Just this past riding season, I’ve had a few flare ups that I haven’t mentioned, but nothing too significant that threatened my being able to ride a bike or do my job at work. When I finished finished my triathlon season this past November, I decided I would finally take a short break and take it easy for a month. That was a bad mistake. I started to flare up, and this time I was feeling it on my whole left side. Before I knew it, I was having to think about pulling my left leg up when I was peddling, so I could match my right leg. All my normal time trial times and running paces started dropping significantly. It was pretty scary. I felt like MS was finally about to catch me.

Luckily for me, the reason I slowed my training down was because I knew I had this treatment coming in Chicago. Fortunately, I was able to manage it as much as I could, until I came here to stop the inflammation of that last lesion!

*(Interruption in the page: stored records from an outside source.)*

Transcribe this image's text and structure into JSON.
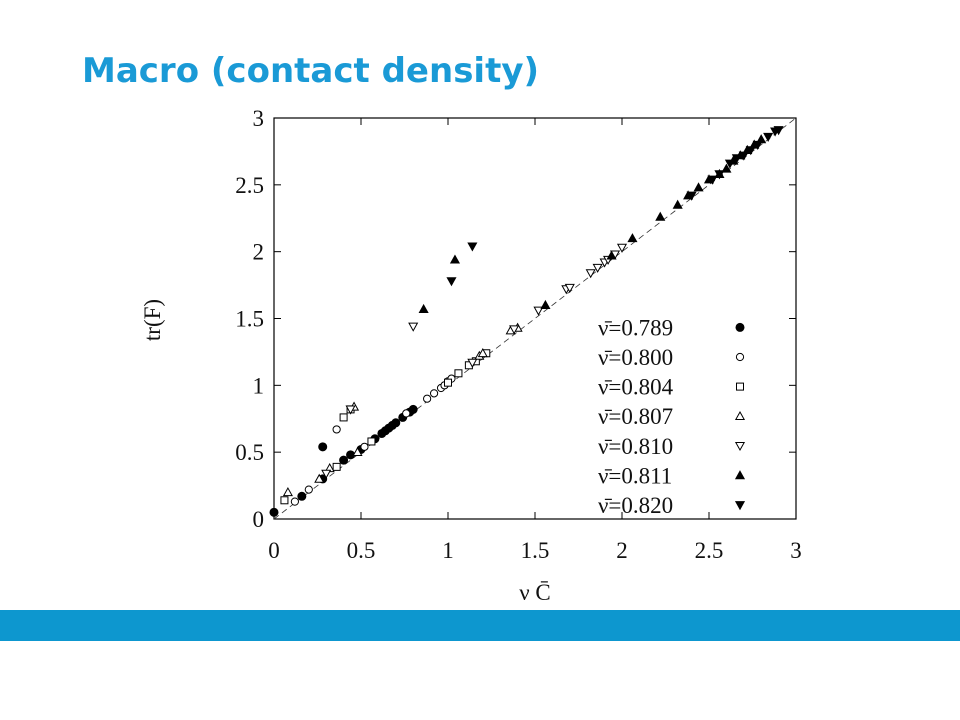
{
  "title": "Macro (contact density)",
  "chart_data": {
    "type": "scatter",
    "xlabel": "ν C̄",
    "ylabel": "tr(F)",
    "xlim": [
      0,
      3
    ],
    "ylim": [
      0,
      3
    ],
    "xticks": [
      0,
      0.5,
      1,
      1.5,
      2,
      2.5,
      3
    ],
    "yticks": [
      0,
      0.5,
      1,
      1.5,
      2,
      2.5,
      3
    ],
    "diagonal": true,
    "legend": "lower right",
    "series": [
      {
        "name": "ν̄=0.789",
        "color": "#000",
        "marker": "circle-filled",
        "x": [
          0.0,
          0.16,
          0.28,
          0.28,
          0.4,
          0.44,
          0.5,
          0.58,
          0.62,
          0.64,
          0.66,
          0.68,
          0.7,
          0.74,
          0.78,
          0.8
        ],
        "y": [
          0.05,
          0.17,
          0.3,
          0.54,
          0.44,
          0.48,
          0.52,
          0.6,
          0.64,
          0.66,
          0.68,
          0.7,
          0.72,
          0.76,
          0.8,
          0.82
        ]
      },
      {
        "name": "ν̄=0.800",
        "color": "#000",
        "marker": "circle-open",
        "x": [
          0.12,
          0.2,
          0.36,
          0.52,
          0.76,
          0.88,
          0.92,
          0.96,
          0.98,
          1.0,
          1.02
        ],
        "y": [
          0.13,
          0.22,
          0.67,
          0.54,
          0.79,
          0.9,
          0.94,
          0.98,
          1.0,
          1.03,
          1.05
        ]
      },
      {
        "name": "ν̄=0.804",
        "color": "#000",
        "marker": "square-open",
        "x": [
          0.06,
          0.36,
          0.4,
          0.44,
          0.56,
          1.0,
          1.06,
          1.12,
          1.16,
          1.22
        ],
        "y": [
          0.14,
          0.39,
          0.76,
          0.82,
          0.58,
          1.02,
          1.09,
          1.15,
          1.18,
          1.24
        ]
      },
      {
        "name": "ν̄=0.807",
        "color": "#000",
        "marker": "triangle-up-open",
        "x": [
          0.08,
          0.26,
          0.32,
          0.46,
          0.48,
          1.18,
          1.2,
          1.36,
          1.4
        ],
        "y": [
          0.2,
          0.3,
          0.38,
          0.84,
          0.5,
          1.22,
          1.24,
          1.41,
          1.43
        ]
      },
      {
        "name": "ν̄=0.810",
        "color": "#000",
        "marker": "triangle-down-open",
        "x": [
          0.3,
          0.44,
          0.8,
          1.14,
          1.38,
          1.52,
          1.68,
          1.7,
          1.82,
          1.86,
          1.9,
          1.92,
          1.96,
          2.0
        ],
        "y": [
          0.34,
          0.82,
          1.44,
          1.17,
          1.42,
          1.56,
          1.72,
          1.73,
          1.84,
          1.88,
          1.92,
          1.94,
          1.98,
          2.03
        ]
      },
      {
        "name": "ν̄=0.811",
        "color": "#000",
        "marker": "triangle-up-filled",
        "x": [
          0.86,
          1.04,
          1.56,
          1.94,
          2.06,
          2.22,
          2.32,
          2.38,
          2.44,
          2.5,
          2.56,
          2.6,
          2.64,
          2.68,
          2.72,
          2.76,
          2.8
        ],
        "y": [
          1.57,
          1.94,
          1.6,
          1.97,
          2.1,
          2.26,
          2.35,
          2.42,
          2.48,
          2.54,
          2.58,
          2.62,
          2.68,
          2.72,
          2.76,
          2.8,
          2.84
        ]
      },
      {
        "name": "ν̄=0.820",
        "color": "#000",
        "marker": "triangle-down-filled",
        "x": [
          1.02,
          1.14,
          2.4,
          2.52,
          2.56,
          2.62,
          2.66,
          2.7,
          2.74,
          2.78,
          2.84,
          2.88,
          2.9
        ],
        "y": [
          1.78,
          2.04,
          2.42,
          2.54,
          2.58,
          2.66,
          2.7,
          2.72,
          2.76,
          2.8,
          2.86,
          2.9,
          2.91
        ]
      }
    ]
  }
}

I’m definitely going to have my work cut out for me when I get back to Las Cruces, in order to get my strength up, but I know there are plenty of guys and gals standing by, ready to whoop my butt back into shape. I’m looking forward to it! People can tell me that they don’t agree with my strategy, and people have told me this a lot. I did make it to Chicago without a cane or a wheelchair. I’m still going strong. I feel great in here. It hasn’t been the most fun thing ever, but I made it here. I guess I’ll never know for sure what the course of my disease would have been if I didn’t start riding my bike ,and trying so hard to stay active, but nobody can tell me that my strategy didn’t work. Thank you to all that have riden with me, suffered with me and pushed and pulled me.